Menurutnya, keputusan politik negara diambil melalui berbagai pertimbangan dan data. Apapun yang telah diputuskan artinya sudah melalui mekanisme yang dikaji sehingga tidak boleh ada arah kebijakan yang berbeda dari keputusan pemerintah pusat.

"Tidak boleh ada narasi Pusat yang berbeda dengan Daerah. Kita sedang perang melawan COVID-19, sehingga dari Pusat sampai Daerah, jangan ada keluar dari politik presiden. Mudik dilarang jangan diterjemahkan lain lagi," ujar dia.

Ia menambahkan, tidak ada yang dapat memprediksi sampai kapan pandemik akan berakhir. Bisa saja enam bulan, satu tahun, bahkan lebih. Perlu upaya mencegah masyarakat mudik untuk menghindari peningkatan kasus COVID-19.

"Di India perlu upaya beberapa minggu ketika masyarakatnya mulai mengurangi prokes. Dalam hitungan minggu itu kasus bertambah, kematian bertambah. Kita hampir mengalami pada Agustus hingga Oktober di Jakarta, ketika Wisma Atlet nyaris penuh. Jangan main-main dan jangan anggap enteng virus ini," jelas dia.

Ketua Satuan Tugas Penanganan COVID-19 ini menerangkan tidak menampik jika masih ada masyarakat di Indonesia yang mencoba mencuri-curi untuk mudik. Untuk itu dirinya mengingatkan, Bupati dan Walikota di Sumsel untuk mempersiapkan lokasi-lokasi karantina yang terpusat bagi mereka yang terlanjur mudik.

"Jangan dibiarkan mereka mudik tanpa pengawasan. Pahamilah mereka yang mudik tidak sepenuhnya aman meski sudah melakukan tes. Bisa saja yang bersangkutan terpapar dalam perjalanan," jelas dia.
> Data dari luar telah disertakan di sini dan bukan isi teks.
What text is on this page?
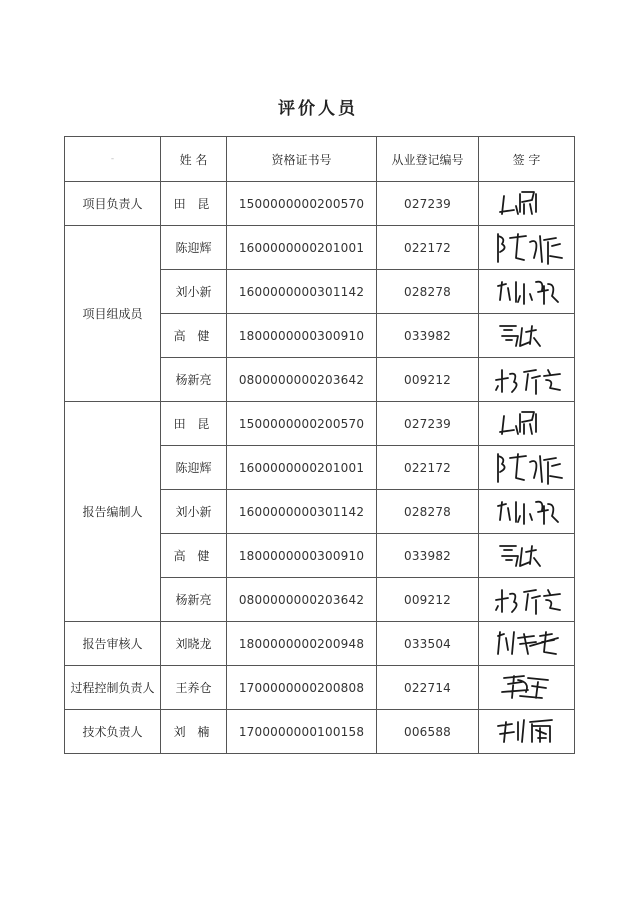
评价人员
-	姓 名	资格证书号	从业登记编号	签 字
项目负责人	田 昆	1500000000200570	027239	

项目组成员	陈迎辉	1600000000201001	022172	

	刘小新	1600000000301142	028278	

	高 健	1800000000300910	033982	

	杨新亮	0800000000203642	009212	

报告编制人	田 昆	1500000000200570	027239	

	陈迎辉	1600000000201001	022172	

	刘小新	1600000000301142	028278	

	高 健	1800000000300910	033982	

	杨新亮	0800000000203642	009212	

报告审核人	刘晓龙	1800000000200948	033504	

过程控制负责人	王养仓	1700000000200808	022714	

技术负责人	刘 楠	1700000000100158	006588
Dari catatan Satgas COVID-19, jumlah kasus perkembangan COVID-19 di Sumsel selalu mengalami peningkatan saat masa libur hari raya agama maupun libur panjang lainnya. Tren ini cukup mengkhawatirkan jika melihat data Libur Idul Fitri 22-25 Mei 2020, Libur Kemerdekaan 17-23 Agustus, Maulid Nabi 28 Oktober-1 November, Libur Nataru 24 Desember-5Januari 2021. Lalu Imlek 17-24 Februari 2021, Libur Isra Mir'aj 11-14 Maret 2021, dan Libur Paskah 2-4 April kemarin.
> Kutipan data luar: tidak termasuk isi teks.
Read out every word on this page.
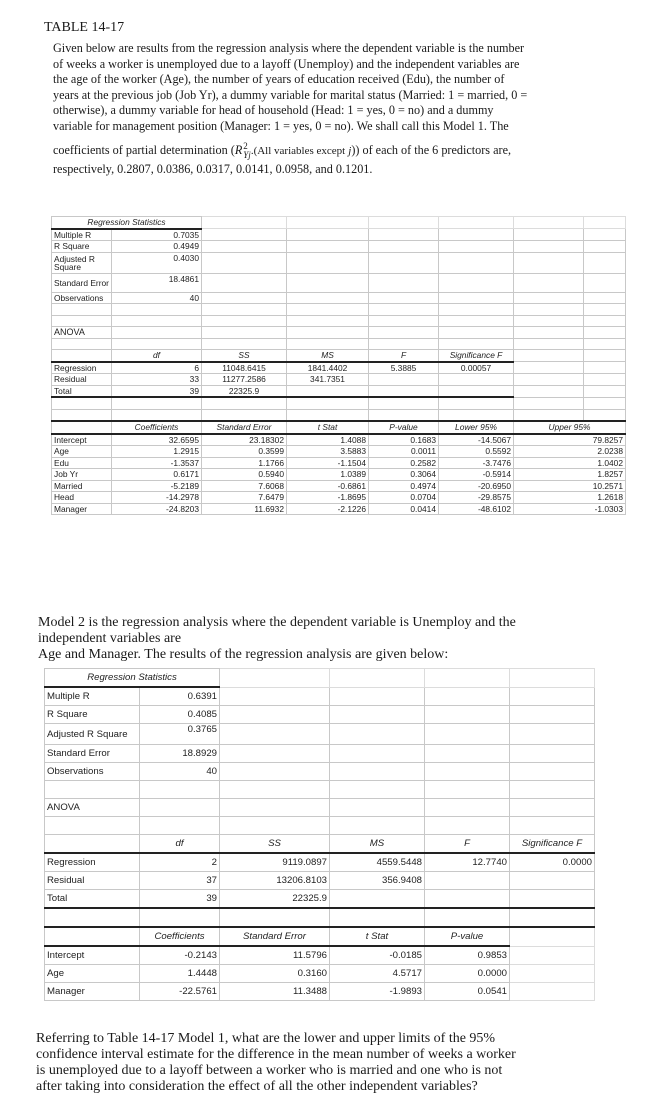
TABLE 14-17
Given below are results from the regression analysis where the dependent variable is the number
of weeks a worker is unemployed due to a layoff (Unemploy) and the independent variables are
the age of the worker (Age), the number of years of education received (Edu), the number of
years at the previous job (Job Yr), a dummy variable for marital status (Married: 1 = married, 0 =
otherwise), a dummy variable for head of household (Head: 1 = yes, 0 = no) and a dummy
variable for management position (Manager: 1 = yes, 0 = no). We shall call this Model 1. The
coefficients of partial determination (R 2
Yj .(All variables except j)) of each of the 6 predictors are,
respectively, 0.2807, 0.0386, 0.0317, 0.0141, 0.0958, and 0.1201.
Regression Statistics							
Multiple R	0.7035						
R Square	0.4949						
Adjusted R Square	0.4030						
Standard Error	18.4861						
Observations	40						

ANOVA							

	df	SS	MS	F	Significance F		
Regression	6	11048.6415	1841.4402	5.3885	0.00057		
Residual	33	11277.2586	341.7351				
Total	39	22325.9					

	Coefficients	Standard Error	t Stat	P-value	Lower 95%	Upper 95%	
Intercept	32.6595	23.18302	1.4088	0.1683	-14.5067	79.8257	
Age	1.2915	0.3599	3.5883	0.0011	0.5592	2.0238	
Edu	-1.3537	1.1766	-1.1504	0.2582	-3.7476	1.0402	
Job Yr	0.6171	0.5940	1.0389	0.3064	-0.5914	1.8257	
Married	-5.2189	7.6068	-0.6861	0.4974	-20.6950	10.2571	
Head	-14.2978	7.6479	-1.8695	0.0704	-29.8575	1.2618	
Manager	-24.8203	11.6932	-2.1226	0.0414	-48.6102	-1.0303	
Model 2 is the regression analysis where the dependent variable is Unemploy and the
independent variables are
Age and Manager. The results of the regression analysis are given below:
Regression Statistics					
Multiple R	0.6391				
R Square	0.4085				
Adjusted R Square	0.3765				
Standard Error	18.8929				
Observations	40				

ANOVA					

	df	SS	MS	F	Significance F
Regression	2	9119.0897	4559.5448	12.7740	0.0000
Residual	37	13206.8103	356.9408		
Total	39	22325.9			

	Coefficients	Standard Error	t Stat	P-value	
Intercept	-0.2143	11.5796	-0.0185	0.9853	
Age	1.4448	0.3160	4.5717	0.0000	
Manager	-22.5761	11.3488	-1.9893	0.0541	
Referring to Table 14-17 Model 1, what are the lower and upper limits of the 95%
confidence interval estimate for the difference in the mean number of weeks a worker
is unemployed due to a layoff between a worker who is married and one who is not
after taking into consideration the effect of all the other independent variables?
"Ini semua meningkat lantaran mobilitas masyarakat yang tinggi. Saat hari raya Idul Fitri 2020 lalu kasus COVID-19 meningkat enam persen, Idul Adha 27 persen, awal Ramadan dan Paskah kemarin meningkat 36 persen," ungkap Ketua Bidang Data dan Teknologi Informasi Satgas Penanganan Covid-19 dr. Dewi Nur Aisyah.

Sebelumnya, pemerintah Provinsi Sumatra Selatan memutuskan mencabut izin mudik lokal bagi masyarakat Sumsel. Kebijakan ini diambil menyikapi larangan mudik yang dikeluarkan Kepala Satuan Tugas Penanganan COVID-19 Nasional, Doni Monardo. 

"Prinsipnya jelas akan dilakukan pemprov Sumsel mengenai larangan. Jika pusat melarang kita integral kan dengan kebijakan di daerah. Kita lanjutkan yang sudah digariskan (aturan) pemerintah pusat," ungkap Sekretaris Daerah (Sekda) Sumsel, Nasrun Umar, Senin (3/5).